Cuando Kael despertó, el aire olía a tierra húmeda y musgo. Estaba en la guarida de la manada, un sistema de cuevas ocultas en el corazón del bosque, protegidas por ilusiones y magia ancestral. La luna llena iluminaba el interior a través de una grieta en el techo, proyectando un brillo plateado sobre las rocas. El dolor en su costado era sordo, y la debilidad del tranquilizante aún persistía.
Su Beta Ronan y la hermana de Kael, Mikaela, lo miraban con preocupación. Mikaela, una loba de pelaje gris, se acercó y le vendó suavemente la herida. Ronan, un lobo imponente de pelaje marrón, gruñó, su voz resonando en su mente. Ella te expuso, Kael. La humana.

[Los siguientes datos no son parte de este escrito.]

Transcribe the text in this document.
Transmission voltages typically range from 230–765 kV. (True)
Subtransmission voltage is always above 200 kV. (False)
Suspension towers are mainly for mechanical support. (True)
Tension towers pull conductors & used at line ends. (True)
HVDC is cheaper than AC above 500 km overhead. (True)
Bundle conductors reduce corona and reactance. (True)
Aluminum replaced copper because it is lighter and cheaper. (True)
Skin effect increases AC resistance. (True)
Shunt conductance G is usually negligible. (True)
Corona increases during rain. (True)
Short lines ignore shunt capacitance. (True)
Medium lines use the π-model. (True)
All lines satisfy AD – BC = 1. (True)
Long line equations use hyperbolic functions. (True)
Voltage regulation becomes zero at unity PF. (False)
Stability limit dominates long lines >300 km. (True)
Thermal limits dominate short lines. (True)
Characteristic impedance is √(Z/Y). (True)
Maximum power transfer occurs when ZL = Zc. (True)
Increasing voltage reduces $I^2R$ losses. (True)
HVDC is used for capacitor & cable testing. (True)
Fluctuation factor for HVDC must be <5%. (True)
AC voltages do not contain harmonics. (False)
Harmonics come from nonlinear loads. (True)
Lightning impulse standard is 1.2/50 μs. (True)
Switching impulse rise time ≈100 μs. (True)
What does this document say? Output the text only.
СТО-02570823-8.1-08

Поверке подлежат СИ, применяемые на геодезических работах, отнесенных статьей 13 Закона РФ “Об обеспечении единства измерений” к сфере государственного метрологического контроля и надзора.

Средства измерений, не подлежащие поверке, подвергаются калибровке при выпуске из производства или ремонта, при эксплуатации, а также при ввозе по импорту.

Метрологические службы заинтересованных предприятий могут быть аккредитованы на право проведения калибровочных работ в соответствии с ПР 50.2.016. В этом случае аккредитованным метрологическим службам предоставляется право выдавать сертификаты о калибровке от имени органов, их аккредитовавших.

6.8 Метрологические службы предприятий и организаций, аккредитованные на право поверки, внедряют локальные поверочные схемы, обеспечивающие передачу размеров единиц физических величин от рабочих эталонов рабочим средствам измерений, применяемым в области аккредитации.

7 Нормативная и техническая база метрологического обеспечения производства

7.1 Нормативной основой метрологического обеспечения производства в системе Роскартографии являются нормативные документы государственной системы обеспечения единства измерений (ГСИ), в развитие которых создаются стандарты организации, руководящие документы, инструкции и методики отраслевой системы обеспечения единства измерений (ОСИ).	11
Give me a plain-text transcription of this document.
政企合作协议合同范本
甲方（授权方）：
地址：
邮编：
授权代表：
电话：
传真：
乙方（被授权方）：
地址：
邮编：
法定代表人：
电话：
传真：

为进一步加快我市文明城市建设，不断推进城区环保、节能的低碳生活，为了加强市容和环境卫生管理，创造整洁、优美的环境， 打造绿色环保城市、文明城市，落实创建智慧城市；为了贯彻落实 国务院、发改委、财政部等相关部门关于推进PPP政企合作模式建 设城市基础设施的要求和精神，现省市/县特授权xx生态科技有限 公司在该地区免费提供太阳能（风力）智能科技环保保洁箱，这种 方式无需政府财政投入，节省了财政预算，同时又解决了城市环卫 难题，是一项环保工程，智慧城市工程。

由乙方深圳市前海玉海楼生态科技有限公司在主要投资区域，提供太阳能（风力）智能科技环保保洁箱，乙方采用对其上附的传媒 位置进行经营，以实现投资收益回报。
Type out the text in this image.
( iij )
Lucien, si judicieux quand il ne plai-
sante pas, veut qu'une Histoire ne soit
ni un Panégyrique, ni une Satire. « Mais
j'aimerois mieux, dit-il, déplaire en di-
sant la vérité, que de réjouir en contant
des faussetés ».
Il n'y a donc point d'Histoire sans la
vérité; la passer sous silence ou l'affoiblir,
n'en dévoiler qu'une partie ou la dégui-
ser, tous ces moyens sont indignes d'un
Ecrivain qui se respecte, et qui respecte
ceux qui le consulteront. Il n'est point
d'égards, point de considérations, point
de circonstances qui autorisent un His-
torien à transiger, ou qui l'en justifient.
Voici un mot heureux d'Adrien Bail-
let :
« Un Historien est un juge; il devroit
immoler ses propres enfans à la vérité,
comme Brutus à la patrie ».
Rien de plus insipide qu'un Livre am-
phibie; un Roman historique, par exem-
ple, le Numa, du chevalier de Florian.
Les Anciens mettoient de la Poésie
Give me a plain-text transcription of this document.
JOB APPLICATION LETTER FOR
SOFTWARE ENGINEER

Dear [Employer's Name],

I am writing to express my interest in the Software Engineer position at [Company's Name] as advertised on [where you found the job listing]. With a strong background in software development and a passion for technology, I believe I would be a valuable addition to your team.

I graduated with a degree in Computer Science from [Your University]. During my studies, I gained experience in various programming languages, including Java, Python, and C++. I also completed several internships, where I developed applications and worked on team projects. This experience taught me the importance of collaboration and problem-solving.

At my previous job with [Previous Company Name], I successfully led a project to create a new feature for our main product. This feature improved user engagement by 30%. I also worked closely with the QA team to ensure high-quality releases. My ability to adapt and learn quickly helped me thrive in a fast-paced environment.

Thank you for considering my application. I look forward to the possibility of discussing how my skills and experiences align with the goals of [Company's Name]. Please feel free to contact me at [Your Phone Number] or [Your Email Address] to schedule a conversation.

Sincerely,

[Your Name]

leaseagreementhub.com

Kael cerró los ojos, la imagen de Elara interponiéndose entre él y los cazadores grabada en su memoria. No, ella no lo había expuesto. Ella lo había protegido. "La encontraron," respondió Kael mentalmente a Ronan, su voz ronca. "Ella intentó detenerlos."
Kael comenzó a preguntarse a si mismo. ¿Qué pasó con ella? ¿La atraparon?
La angustia atenazó el corazón de Kael. No lo sabía. Los cazadores la habían empujado a un lado mientras él caía inconsciente. La posibilidad de que le hubieran hecho daño, o peor, que se la hubieran llevado, encendió una furia renovada en él. La droga aún entorpecía sus movimientos, pero la urgencia de encontrarla era abrumadora.
"Tenemos que ir por ella," gruñó Kael, intentando levantarse. La Manada se había jurado no interferir con los asuntos humanos, para proteger su existencia secreta. Pero Elara... Elara era diferente. Ella había cruzado la línea por él. Él cruzaría la suya por ella.
Ronan se interpuso. Es peligroso, Alfa. Podría exponer a toda la manada.
"No podemos abandonarla," siseó Kael, sus ojos brillando con una determinación feroz. "Ella me salvó. Y ahora, yo la salvaré a ella." El vínculo que había empezado a formarse entre ellos, frágil como la luz de la luna, era ahora un lazo de acero, forjado en el peligro y la lealtad.